Penularan Monkeypox atau Cacar Monyet
Penularan virus monkeypox terjadi ketika seseorang bersentuhan dengan virus dari hewan, manusia, atau bahan yang terkontaminasi virus.
Virus masuk ke dalam tubuh melalui kulit yang rusak (walaupun tidak terlihat), saluran pernapasan, atau selaput lendir (mata, hidung, atau mulut).

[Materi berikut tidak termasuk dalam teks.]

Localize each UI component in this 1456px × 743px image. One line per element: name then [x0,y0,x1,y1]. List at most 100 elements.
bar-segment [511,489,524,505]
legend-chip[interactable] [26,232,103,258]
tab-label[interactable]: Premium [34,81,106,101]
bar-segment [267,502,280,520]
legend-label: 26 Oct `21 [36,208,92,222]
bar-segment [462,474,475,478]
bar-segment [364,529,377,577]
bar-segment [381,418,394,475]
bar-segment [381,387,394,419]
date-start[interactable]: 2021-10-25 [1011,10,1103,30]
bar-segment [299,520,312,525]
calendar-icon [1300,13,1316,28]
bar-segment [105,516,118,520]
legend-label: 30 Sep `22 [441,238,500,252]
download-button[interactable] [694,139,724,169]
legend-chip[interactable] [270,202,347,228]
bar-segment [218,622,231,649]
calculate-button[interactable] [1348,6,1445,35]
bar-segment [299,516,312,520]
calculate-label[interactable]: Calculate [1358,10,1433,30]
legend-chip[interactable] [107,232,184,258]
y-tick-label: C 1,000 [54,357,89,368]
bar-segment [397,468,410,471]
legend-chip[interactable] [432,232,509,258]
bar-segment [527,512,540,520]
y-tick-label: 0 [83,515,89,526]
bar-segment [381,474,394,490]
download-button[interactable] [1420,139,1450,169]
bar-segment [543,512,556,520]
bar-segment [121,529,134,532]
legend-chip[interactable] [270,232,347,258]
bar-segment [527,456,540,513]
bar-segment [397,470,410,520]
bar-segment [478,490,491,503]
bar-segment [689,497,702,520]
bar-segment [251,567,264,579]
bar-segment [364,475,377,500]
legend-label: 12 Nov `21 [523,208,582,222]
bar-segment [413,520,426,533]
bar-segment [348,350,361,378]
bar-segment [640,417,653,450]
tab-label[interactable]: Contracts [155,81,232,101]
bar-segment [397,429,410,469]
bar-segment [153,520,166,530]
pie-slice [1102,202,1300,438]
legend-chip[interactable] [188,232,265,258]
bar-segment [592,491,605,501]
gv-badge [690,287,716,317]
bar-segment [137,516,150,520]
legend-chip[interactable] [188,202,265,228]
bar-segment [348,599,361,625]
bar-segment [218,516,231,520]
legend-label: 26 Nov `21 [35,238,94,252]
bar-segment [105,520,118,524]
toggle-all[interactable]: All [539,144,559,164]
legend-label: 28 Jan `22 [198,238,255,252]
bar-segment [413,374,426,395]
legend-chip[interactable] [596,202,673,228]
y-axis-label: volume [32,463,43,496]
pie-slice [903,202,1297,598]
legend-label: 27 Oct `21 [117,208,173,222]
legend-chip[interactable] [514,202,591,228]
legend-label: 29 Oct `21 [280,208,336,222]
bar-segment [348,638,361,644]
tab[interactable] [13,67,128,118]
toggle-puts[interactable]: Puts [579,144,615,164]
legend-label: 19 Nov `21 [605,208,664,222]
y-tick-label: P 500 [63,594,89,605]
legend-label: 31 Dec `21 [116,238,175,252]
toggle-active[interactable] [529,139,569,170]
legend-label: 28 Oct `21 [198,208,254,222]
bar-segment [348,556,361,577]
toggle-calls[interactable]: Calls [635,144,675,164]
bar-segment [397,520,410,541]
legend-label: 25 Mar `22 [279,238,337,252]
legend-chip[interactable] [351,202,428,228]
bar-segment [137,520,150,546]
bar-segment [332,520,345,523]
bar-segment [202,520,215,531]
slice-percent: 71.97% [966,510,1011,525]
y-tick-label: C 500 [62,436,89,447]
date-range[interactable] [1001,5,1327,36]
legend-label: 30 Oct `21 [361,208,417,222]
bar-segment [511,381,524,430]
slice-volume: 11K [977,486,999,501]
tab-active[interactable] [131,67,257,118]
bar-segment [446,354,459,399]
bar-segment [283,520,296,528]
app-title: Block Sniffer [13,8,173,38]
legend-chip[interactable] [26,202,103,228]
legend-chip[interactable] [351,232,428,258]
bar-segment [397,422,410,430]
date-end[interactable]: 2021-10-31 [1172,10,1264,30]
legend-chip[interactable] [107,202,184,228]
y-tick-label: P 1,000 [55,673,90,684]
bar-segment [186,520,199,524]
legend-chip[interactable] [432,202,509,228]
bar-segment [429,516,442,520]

Penularan dari hewan ke manusia dapat terjadi melalui gigitan atau cakaran, persiapan daging semak, kontak langsung dengan cairan tubuh atau bahan lesi, atau kontak tidak langsung dengan bahan lesi, seperti melalui alas yang terkontaminasi.
Sementara penularan dari manusia ke manusia diperkirakan terjadi terutama melalui tetesan pernapasan yang besar.
Tetesan pernapasan umumnya tidak dapat berjalan lebih dari beberapa kaki, sehingga diperlukan kontak tatap muka yang lama.
Metode penularan dari manusia ke manusia lainnya termasuk kontak langsung dengan cairan tubuh atau bahan lesi, dan kontak tidak langsung dengan bahan lesi, seperti melalui pakaian atau linen yang terkontaminasi.
Reservoir host (pembawa penyakit utama) monkeypox masih belum diketahui meskipun hewan pengerat Afrika diduga berperan dalam penularan.
Langkah Pencegahan
Terdapat beberapa tindakan yang dapat dilakukan untuk mencegah infeksi virus monkeypox:
- Hindari kontak dengan hewan yang dapat menjadi sarang virus (termasuk hewan yang sakit atau yang ditemukan mati di daerah di mana cacar monyet terjadi).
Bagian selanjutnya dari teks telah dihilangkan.